Selçuk Vineyard woos experts, philosophers
Nazlan Ertan - İZMİR“If your tastes are complex, have a Pythagoras,” said the waiter. “If you want more of a fresh, fruity taste, go for Bias.”
No, we were not at the enrollment of a course on ancient wise men, nor were we in a smoky philosophy café. Rather, we were surrounded by lavender pots, olive trees and acres of vineyards in Selçuk, an hour’s drive from İzmir, in a place aptly called Yedi Bilgeler (Seven Sages) which names its wines after the seven sages of Greece. Stupefied by the view, tickled by the smell of “canard confit,” and tempted by the promise of a nap in the pool area under the olive trees, we go the full range: Lassos, a delicate rose with flowery and fruity undertones; then Anaxogoras, a fruity Chardonnay; and then Bias, a mix of Cabernet Sauvignon Shiraz and Merlot grapes that won the French Vinalies Internationales 2014 award.
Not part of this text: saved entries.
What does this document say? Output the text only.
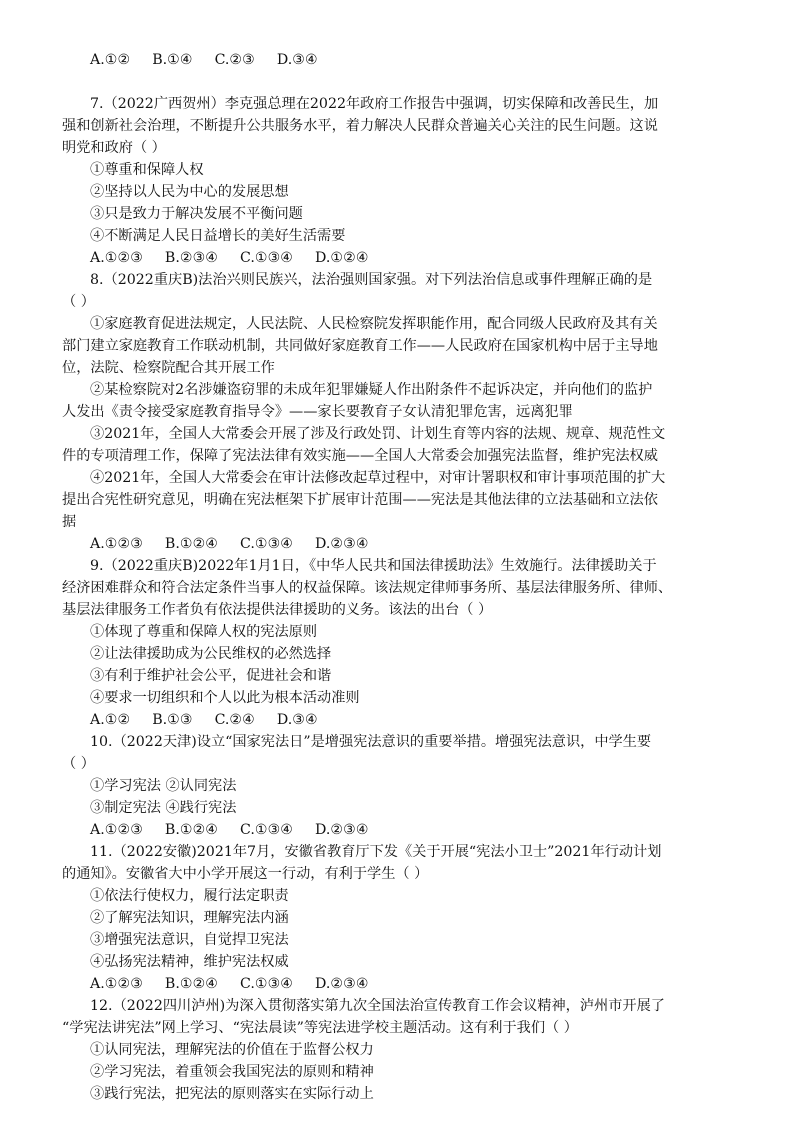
A.①② B.①④ C.②③ D.③④
7.（2022广西贺州）李克强总理在2022年政府工作报告中强调，切实保障和改善民生，加
强和创新社会治理，不断提升公共服务水平，着力解决人民群众普遍关心关注的民生问题。这说
明党和政府（ ）
①尊重和保障人权
②坚持以人民为中心的发展思想
③只是致力于解决发展不平衡问题
④不断满足人民日益增长的美好生活需要
A.①②③ B.②③④ C.①③④ D.①②④
8.（2022重庆B)法治兴则民族兴，法治强则国家强。对下列法治信息或事件理解正确的是
（ ）
①家庭教育促进法规定，人民法院、人民检察院发挥职能作用，配合同级人民政府及其有关
部门建立家庭教育工作联动机制，共同做好家庭教育工作——人民政府在国家机构中居于主导地
位，法院、检察院配合其开展工作
②某检察院对2名涉嫌盗窃罪的未成年犯罪嫌疑人作出附条件不起诉决定，并向他们的监护
人发出《责令接受家庭教育指导令》——家长要教育子女认清犯罪危害，远离犯罪
③2021年，全国人大常委会开展了涉及行政处罚、计划生育等内容的法规、规章、规范性文
件的专项清理工作，保障了宪法法律有效实施——全国人大常委会加强宪法监督，维护宪法权威
④2021年，全国人大常委会在审计法修改起草过程中，对审计署职权和审计事项范围的扩大
提出合宪性研究意见，明确在宪法框架下扩展审计范围——宪法是其他法律的立法基础和立法依
据
A.①②③ B.①②④ C.①③④ D.②③④
9.（2022重庆B)2022年1月1日，《中华人民共和国法律援助法》生效施行。法律援助关于
经济困难群众和符合法定条件当事人的权益保障。该法规定律师事务所、基层法律服务所、律师、
基层法律服务工作者负有依法提供法律援助的义务。该法的出台（ ）
①体现了尊重和保障人权的宪法原则
②让法律援助成为公民维权的必然选择
③有利于维护社会公平，促进社会和谐
④要求一切组织和个人以此为根本活动准则
A.①② B.①③ C.②④ D.③④
10.（2022天津)设立“国家宪法日”是增强宪法意识的重要举措。增强宪法意识，中学生要
（ ）
①学习宪法 ②认同宪法
③制定宪法 ④践行宪法
A.①②③ B.①②④ C.①③④ D.②③④
11.（2022安徽)2021年7月，安徽省教育厅下发《关于开展“宪法小卫士”2021年行动计划
的通知》。安徽省大中小学开展这一行动，有利于学生（ ）
①依法行使权力，履行法定职责
②了解宪法知识，理解宪法内涵
③增强宪法意识，自觉捍卫宪法
④弘扬宪法精神，维护宪法权威
A.①②③ B.①②④ C.①③④ D.②③④
12.（2022四川泸州)为深入贯彻落实第九次全国法治宣传教育工作会议精神，泸州市开展了
“学宪法讲宪法”网上学习、“宪法晨读”等宪法进学校主题活动。这有利于我们（ ）
①认同宪法，理解宪法的价值在于监督公权力
②学习宪法，着重领会我国宪法的原则和精神
③践行宪法，把宪法的原则落实在实际行动上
The owner of the vineyard, Bilge Yamen, whose first name means “Sage” in Turkey, may well be termed the Eighth Sage in the equation: It was his curiosity about history and philosophy, combined with his love of food and wine, that created the vineyard. While establishing the vineyard, he wanted to pay tribute to the great men who laid the foundations of rational thinking 2,500 years ago. So all the wines we have produced so far were named after one of these philosophers: Anaxagoras, Lassos, Thales, Solon and Bias. We still have to taste the remaining two.
It is Yamen’s sense of humor that led him to name his wines after the philosophers. “I thought the complexity of Pythagoras merited a wine with complex tastes,” he said, adding that “Anaxogoras, a poet from nearby Urla, claimed the name of our Chardonnay, a full bodied white.”
Yamen and his wife/business partner/medical colleague Gülgün also have a vast library, not only of books on wines and culinary arts, but history, geography, philosophy and art. “My dream is to have a Seven Sages Publishing branch,” he said.
Gülgün and Bilge Yamen are not the only doctors around İzmir who have decided to undertake the hard job of winemaking. What makes doctors turn from the operating table to wine barrels?
“I think doctors, in the course of their long and laborious education, get hooked on learning,” said Yamen.
“So we start learning about history, philosophy and, of course, the culture around the whole art of living. Our study tours abroad enable us to acquire a large perspective, comparing and designing what we can do at home. Add to this our knowledge of biochemistry and microbiology, then some of us find ourselves among vines in our middle age,” he added.